Hog’s Breath Cafe has been trading for 28 years and has also given itself a facelift with a short and snappy name: Hog’s Australia.
The chain has 83 full service restaurant outlets nationally and will be taking to the road with its Express model (food trucks and kiosks in shopping and service centres) and a drive-through option.
Chief executive Ross Worth said the ‘grab and go’ concept suits our increasingly fast-paced society.
“We have what we call Hogspitality, and we’re taking it to our customers, where they are,” he said.
The express menu is based on quick service style, including curly fries, burgers and a brand new range of Hog Dogs.
Convenience is key for food retailers so Hog’s is also picking up on the other strong trend, the drive-through model.
A former QSR outlet in Maitland will be rebranded and converted into the first Hog’s drive-through. A freestanding site in far-north Queensland with capacity to build will follow as the next drive-through outlet.
As the company develops its three models around the country, it will be Hog’s own franchisees who will get first bite of the business opportunities.
“We have a great franchise network now, and it’s important we first look after our current franchise partners, helping them develop and evolve their businesses, offering them first choice within their market. We’re privately owned, we have to look after those who have grown with us.”
The options were launched to the more than 160 delegates at the recent franchise conference in Fiji, and interest has already been shown by existing franchisees.
Once interest in expansion from within the network has been exhausted, new outlets will be open to brand new franchise buyers.

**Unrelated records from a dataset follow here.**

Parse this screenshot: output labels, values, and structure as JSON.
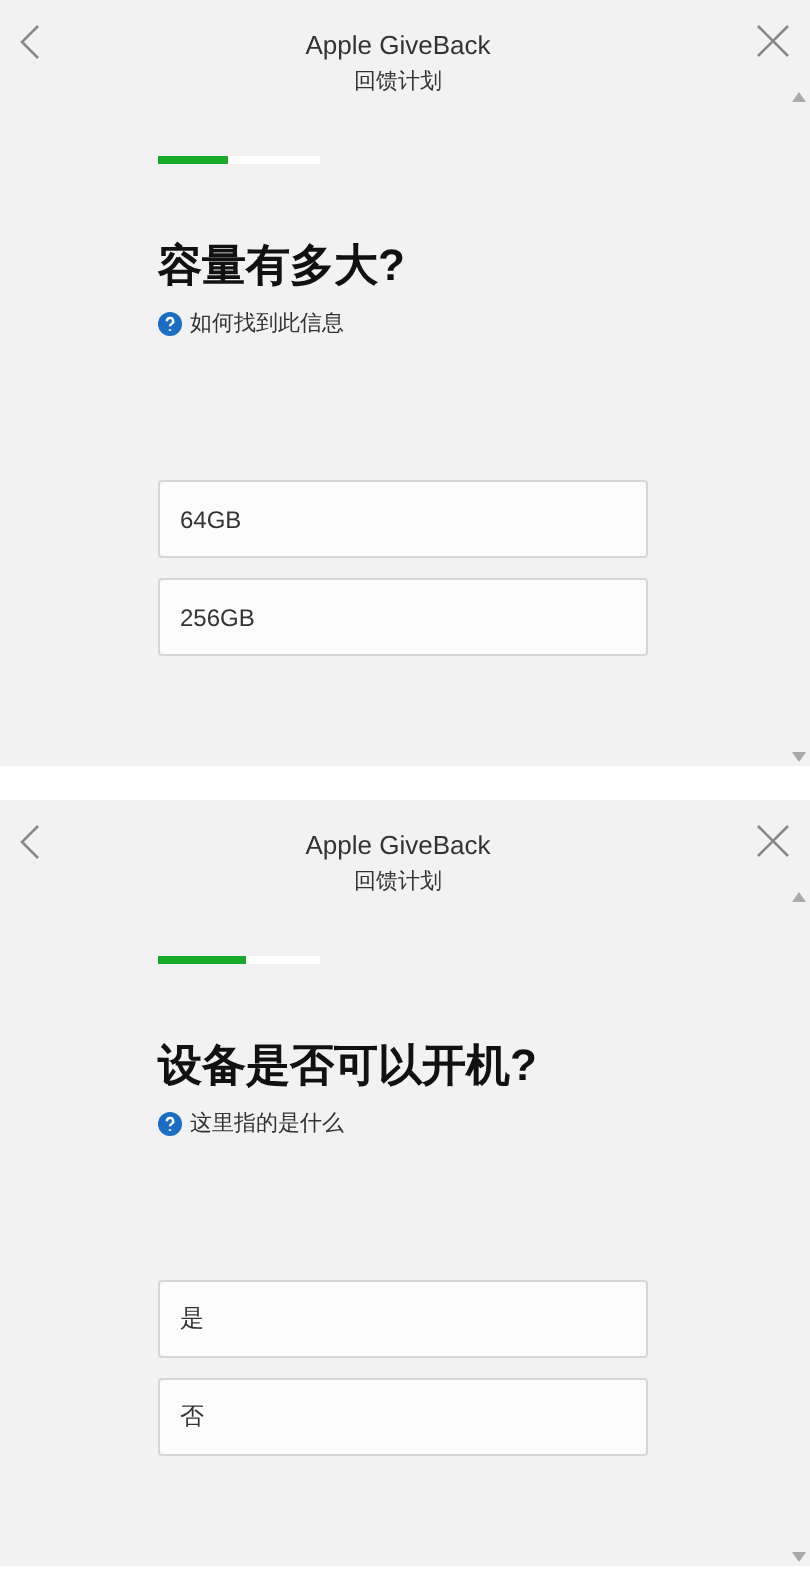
{
  "panels": [
    {
      "title": "Apple GiveBack",
      "subtitle": "回馈计划",
      "progress": {
        "level": 0.43
      },
      "question": "容量有多大?",
      "help": "如何找到此信息",
      "options": [
        "64GB",
        "256GB"
      ]
    },
    {
      "title": "Apple GiveBack",
      "subtitle": "回馈计划",
      "progress": {
        "level": 0.54
      },
      "question": "设备是否可以开机?",
      "help": "这里指的是什么",
      "options": [
        "是",
        "否"
      ]
    }
  ]
}
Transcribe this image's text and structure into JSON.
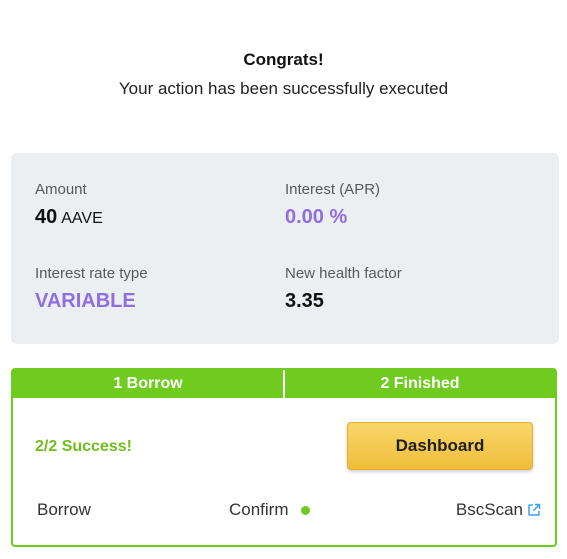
{
  "header": {
    "title": "Congrats!",
    "subtitle": "Your action has been successfully executed"
  },
  "summary": {
    "amount": {
      "label": "Amount",
      "value": "40",
      "unit": "AAVE"
    },
    "interest": {
      "label": "Interest (APR)",
      "value": "0.00 %"
    },
    "rate_type": {
      "label": "Interest rate type",
      "value": "VARIABLE"
    },
    "health_factor": {
      "label": "New health factor",
      "value": "3.35"
    }
  },
  "steps": {
    "tabs": [
      {
        "label": "1 Borrow"
      },
      {
        "label": "2 Finished"
      }
    ],
    "success_text": "2/2 Success!",
    "dashboard_label": "Dashboard",
    "row": {
      "action": "Borrow",
      "status": "Confirm",
      "explorer_link": "BscScan"
    }
  },
  "colors": {
    "accent_green": "#6fcb1f",
    "accent_purple": "#8f6ee0",
    "button_yellow": "#f4c74e",
    "panel_gray": "#eceff1"
  },
  "icons": {
    "status": "status-dot-icon",
    "external": "external-link-icon"
  }
}
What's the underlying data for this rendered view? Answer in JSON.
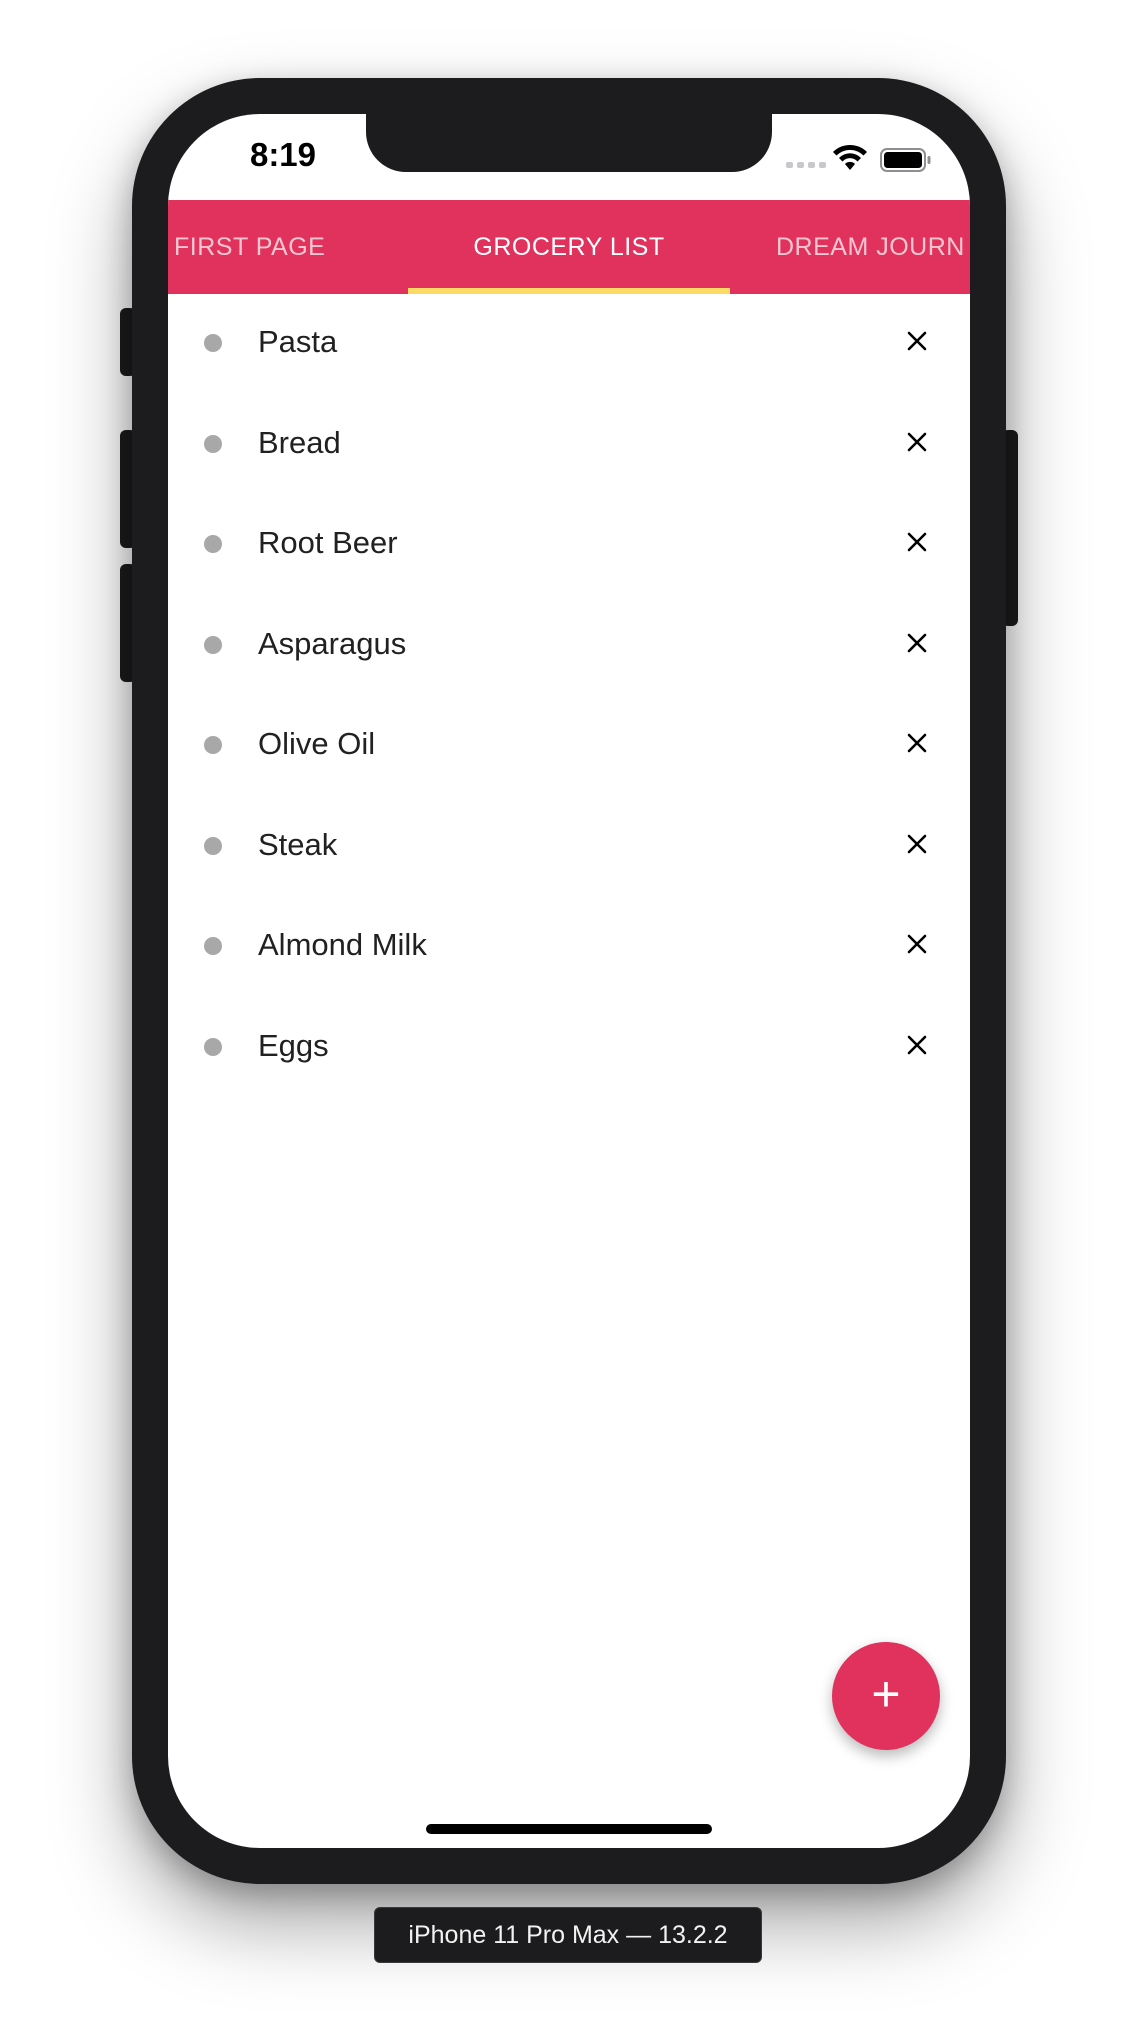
{
  "status_bar": {
    "time": "8:19",
    "wifi_icon": "wifi-icon",
    "battery_icon": "battery-icon",
    "signal_icon": "cellular-signal-icon"
  },
  "tabs": [
    {
      "label": "FIRST PAGE",
      "selected": false
    },
    {
      "label": "GROCERY LIST",
      "selected": true
    },
    {
      "label": "DREAM JOURN",
      "selected": false
    }
  ],
  "grocery_items": [
    {
      "label": "Pasta"
    },
    {
      "label": "Bread"
    },
    {
      "label": "Root Beer"
    },
    {
      "label": "Asparagus"
    },
    {
      "label": "Olive Oil"
    },
    {
      "label": "Steak"
    },
    {
      "label": "Almond Milk"
    },
    {
      "label": "Eggs"
    }
  ],
  "fab": {
    "label": "+"
  },
  "device_label": "iPhone 11 Pro Max — 13.2.2",
  "colors": {
    "accent": "#e0325c",
    "tab_indicator": "#fdd966",
    "bullet": "#a8a8a8",
    "text": "#212121"
  }
}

While the express model will be volume driven, opportunities for drive-through expansion will be limited to one or two in each marketplace because of land size, capital investment and local demographics.
“Our business is metro and regional,” says Worth. “The brand demographic is casual dining. We’re fairly unique. Our brand doesn’t suit being open on every street corner. We don’t want to cannibalise our outlets.
“The strategy is to offer existing franchisees another model that can grow their own network and wealth.
“We’re not out to break any records, we look to do things correctly from the beginning, get it right and grow over time.”